Классическая лингвистика склонна была понимать язык как константную структуру, доступную все членам общества. Это положение покоилось на ряде утверждений.

Первое, означающее и означаемое в языке находятся в отношении строгой взаимной предопределенности.

Второе, вследствие этого языковые знаки поддаются одинаковой интерпретации со стороны членов языкового коллектива, т.е. понимаются одинаково и адекватно.

Третье, сами эти знаки предстают как пригодные для выражения любых мыслей, одинаково послушно и безразлично обслуживающие все слои и группы общества.

Язык – продукт коллективного творчества людей.
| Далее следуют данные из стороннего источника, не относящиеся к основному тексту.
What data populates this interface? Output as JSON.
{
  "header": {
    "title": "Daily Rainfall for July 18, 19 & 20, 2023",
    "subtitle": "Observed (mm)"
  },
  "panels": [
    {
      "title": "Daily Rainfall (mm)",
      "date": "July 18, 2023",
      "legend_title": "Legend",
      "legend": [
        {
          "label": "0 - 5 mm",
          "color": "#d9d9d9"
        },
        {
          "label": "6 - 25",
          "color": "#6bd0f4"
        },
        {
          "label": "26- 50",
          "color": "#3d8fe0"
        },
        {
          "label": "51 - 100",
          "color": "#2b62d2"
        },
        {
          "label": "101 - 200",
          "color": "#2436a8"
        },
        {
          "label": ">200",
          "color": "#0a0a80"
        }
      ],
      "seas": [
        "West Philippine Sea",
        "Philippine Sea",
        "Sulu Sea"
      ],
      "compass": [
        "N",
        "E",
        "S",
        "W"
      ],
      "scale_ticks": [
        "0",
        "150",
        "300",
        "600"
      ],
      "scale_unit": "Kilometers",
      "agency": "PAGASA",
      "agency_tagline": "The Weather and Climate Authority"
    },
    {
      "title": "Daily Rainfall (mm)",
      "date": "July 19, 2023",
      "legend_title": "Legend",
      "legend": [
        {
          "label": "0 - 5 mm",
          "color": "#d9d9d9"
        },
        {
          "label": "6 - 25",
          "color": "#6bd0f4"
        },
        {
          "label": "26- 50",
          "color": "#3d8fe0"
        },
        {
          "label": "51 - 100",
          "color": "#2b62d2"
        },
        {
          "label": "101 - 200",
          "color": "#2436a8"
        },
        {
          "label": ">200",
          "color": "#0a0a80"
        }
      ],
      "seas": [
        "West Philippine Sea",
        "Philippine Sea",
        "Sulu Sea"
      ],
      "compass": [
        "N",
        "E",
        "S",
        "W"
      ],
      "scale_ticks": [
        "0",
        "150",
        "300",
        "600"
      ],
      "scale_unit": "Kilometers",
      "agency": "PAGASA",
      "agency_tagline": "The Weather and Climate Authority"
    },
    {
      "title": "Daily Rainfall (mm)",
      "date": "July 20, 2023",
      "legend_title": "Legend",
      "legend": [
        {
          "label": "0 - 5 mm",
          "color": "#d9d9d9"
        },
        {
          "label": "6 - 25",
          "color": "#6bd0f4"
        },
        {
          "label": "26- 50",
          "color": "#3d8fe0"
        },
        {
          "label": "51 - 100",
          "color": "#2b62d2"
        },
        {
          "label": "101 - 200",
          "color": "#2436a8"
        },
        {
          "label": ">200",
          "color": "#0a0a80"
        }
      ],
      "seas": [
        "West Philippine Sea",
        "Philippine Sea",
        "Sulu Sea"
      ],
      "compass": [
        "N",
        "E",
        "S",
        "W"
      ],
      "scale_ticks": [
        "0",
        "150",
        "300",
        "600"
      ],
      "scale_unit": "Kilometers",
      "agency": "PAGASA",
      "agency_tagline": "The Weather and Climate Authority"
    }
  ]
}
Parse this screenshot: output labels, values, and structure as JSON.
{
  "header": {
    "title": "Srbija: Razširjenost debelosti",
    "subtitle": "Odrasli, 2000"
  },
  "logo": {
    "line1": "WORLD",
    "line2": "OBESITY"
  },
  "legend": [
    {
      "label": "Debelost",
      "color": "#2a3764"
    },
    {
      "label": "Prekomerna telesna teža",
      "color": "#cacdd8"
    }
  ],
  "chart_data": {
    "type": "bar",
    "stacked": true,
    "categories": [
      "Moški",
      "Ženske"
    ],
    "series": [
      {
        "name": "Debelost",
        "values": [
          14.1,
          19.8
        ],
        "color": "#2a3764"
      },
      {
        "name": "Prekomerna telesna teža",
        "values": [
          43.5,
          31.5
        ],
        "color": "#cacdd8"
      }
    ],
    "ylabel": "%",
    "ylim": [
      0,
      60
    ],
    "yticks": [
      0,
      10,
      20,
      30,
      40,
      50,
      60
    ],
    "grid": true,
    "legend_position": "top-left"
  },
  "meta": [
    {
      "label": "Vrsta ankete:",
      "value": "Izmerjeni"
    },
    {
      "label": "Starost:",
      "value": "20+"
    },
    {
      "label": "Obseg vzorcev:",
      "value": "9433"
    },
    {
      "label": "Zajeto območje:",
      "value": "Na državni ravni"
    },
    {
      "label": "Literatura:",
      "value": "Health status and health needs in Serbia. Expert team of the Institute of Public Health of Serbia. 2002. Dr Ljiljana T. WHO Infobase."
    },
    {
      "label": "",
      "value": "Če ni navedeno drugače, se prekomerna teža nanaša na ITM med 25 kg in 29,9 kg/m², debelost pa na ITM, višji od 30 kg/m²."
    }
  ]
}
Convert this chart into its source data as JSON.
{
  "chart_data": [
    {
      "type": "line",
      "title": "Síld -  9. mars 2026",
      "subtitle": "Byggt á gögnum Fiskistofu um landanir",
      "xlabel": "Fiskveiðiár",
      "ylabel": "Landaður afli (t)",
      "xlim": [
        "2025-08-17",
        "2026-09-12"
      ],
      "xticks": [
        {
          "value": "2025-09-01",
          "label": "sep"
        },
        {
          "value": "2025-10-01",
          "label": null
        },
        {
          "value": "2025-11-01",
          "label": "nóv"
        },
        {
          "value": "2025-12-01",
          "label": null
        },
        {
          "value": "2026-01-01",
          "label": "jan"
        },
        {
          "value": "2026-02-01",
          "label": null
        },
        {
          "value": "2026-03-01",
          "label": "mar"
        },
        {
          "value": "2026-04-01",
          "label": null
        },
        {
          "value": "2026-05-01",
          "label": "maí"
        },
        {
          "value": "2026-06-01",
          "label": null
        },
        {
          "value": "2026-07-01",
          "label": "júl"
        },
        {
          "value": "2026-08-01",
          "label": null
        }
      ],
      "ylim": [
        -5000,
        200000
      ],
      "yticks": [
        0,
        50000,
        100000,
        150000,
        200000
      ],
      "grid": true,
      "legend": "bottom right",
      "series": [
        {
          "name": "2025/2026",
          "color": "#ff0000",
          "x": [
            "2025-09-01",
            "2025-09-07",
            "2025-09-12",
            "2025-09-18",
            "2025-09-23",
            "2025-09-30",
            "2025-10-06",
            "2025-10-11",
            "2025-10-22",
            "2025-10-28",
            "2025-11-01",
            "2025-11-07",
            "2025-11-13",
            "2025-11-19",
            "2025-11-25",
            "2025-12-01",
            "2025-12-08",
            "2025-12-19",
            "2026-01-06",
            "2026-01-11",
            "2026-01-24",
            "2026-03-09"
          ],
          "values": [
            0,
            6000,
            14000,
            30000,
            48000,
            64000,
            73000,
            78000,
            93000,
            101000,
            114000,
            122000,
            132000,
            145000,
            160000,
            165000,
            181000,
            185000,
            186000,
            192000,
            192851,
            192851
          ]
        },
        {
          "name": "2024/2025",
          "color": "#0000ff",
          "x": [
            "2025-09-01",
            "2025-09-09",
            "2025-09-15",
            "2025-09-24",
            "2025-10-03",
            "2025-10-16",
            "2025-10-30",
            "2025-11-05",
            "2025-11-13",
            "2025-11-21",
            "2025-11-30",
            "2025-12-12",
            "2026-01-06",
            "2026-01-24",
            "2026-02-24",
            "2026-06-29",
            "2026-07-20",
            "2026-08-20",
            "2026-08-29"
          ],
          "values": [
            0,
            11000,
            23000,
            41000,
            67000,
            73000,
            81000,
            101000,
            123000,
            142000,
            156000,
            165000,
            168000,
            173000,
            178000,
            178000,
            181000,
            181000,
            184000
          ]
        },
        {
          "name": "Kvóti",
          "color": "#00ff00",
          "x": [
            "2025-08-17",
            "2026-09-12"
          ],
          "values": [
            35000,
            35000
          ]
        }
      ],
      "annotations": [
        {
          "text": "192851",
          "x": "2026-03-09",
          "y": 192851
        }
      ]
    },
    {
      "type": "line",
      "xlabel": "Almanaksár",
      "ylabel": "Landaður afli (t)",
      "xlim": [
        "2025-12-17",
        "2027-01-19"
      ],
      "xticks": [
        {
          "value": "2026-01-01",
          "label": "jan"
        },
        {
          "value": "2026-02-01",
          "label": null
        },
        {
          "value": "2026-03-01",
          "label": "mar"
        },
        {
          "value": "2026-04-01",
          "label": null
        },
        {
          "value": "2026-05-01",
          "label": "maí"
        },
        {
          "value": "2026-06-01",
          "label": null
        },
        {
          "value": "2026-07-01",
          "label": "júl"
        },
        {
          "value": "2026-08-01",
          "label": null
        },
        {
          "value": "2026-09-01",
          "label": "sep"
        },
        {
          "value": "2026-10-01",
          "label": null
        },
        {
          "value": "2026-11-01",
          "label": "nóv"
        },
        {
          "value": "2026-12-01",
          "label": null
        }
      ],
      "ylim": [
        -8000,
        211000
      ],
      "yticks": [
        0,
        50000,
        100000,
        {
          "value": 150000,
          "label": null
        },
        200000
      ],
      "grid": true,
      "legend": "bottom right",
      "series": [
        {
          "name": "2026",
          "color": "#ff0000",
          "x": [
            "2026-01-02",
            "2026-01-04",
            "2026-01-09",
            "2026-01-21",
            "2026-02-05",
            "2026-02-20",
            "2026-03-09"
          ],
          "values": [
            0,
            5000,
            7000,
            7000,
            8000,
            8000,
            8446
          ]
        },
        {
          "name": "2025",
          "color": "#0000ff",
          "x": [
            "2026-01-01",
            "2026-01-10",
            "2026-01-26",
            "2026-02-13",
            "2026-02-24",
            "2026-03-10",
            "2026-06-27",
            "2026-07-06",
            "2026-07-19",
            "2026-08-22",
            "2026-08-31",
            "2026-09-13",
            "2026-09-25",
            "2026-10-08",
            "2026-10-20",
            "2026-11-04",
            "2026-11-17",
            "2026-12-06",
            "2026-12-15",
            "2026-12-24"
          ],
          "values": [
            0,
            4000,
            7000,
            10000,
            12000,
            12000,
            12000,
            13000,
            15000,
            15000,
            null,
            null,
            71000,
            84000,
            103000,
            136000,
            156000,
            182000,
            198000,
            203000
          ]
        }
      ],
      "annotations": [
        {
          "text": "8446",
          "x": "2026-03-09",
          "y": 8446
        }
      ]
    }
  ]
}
Когда мы его осваиваем, он уже несет в себе все те смыслы, которые вкладывали в него до нас не одно поколение наших предшественников. Это означает, что в языке существуют не только общеобязательные нормы, но и различные социальные смыслы, появляющиеся в результате использования языка различными социальными слоями и группами населения. Эти смыслы приводят к тому, что единый национальный язык включает в себя различные способы знакового закрепления социокультурных норм, социолектов. Р. Барт обозначил эти социолекты термином «типы письма». «Письмо» понимается им как некая идеологическая система координат, «сетка», характерная для восприятия той или иной социальной группой или классом, как способ знакового закрепления социокультурных представлений. Все продукты языковых практик, все социолекты выработанные поколениями, классами, партиями и т.п., можно представить как склад различных видов «письма», откуда индивид вынужден заимствовать свой язык, а вместе с ним и всю систему ценностей и смыслов. Эта система координат опосредует отношение индивида к действительности и принуждает его видеть мир определенным образом, думать с помощью определенных категорий, видеть одни части мира и не замечать другие. Поэтому отдельный человек заимствует свой язык из различных типов письма, а типы письма определяют его картину мира. Слово несет в себе элемент отчуждения индивида от общества. В невинном на первый взгляд феномене письма Р. Барт смог обнаружить общественный механизм, обладающий такой же властной, принудительной силой, как и любое другое социальное явление. Чтобы преодолеть это отчуждение, необходимо менять внутренне устройство механизма словообразования, считал Р. Барт, или подвергнуть социально обусловленные способы словообразования наделения их вторичными смыслами объяснению. «Подвергнуть миф объяснению – вот единственный для интеллектуала способ борьбы с ним», считал Барт. Он рассматривал слово как знак. Для знака характерно наличие двух систем, первичной и вторичной, денотативной и коннотативной. Предметное значение знака называется денотативным, первичным. Знаки денотативной системы способны служить, в свою очередь, материальной опорой для вторичных означаемых, совокупность которых образует коннотативную систему знака. Например, при изучении английского языка усваивается не только значение отдельного слова, но и дополнительное представление о том, что это слово «английского» языка и т.д.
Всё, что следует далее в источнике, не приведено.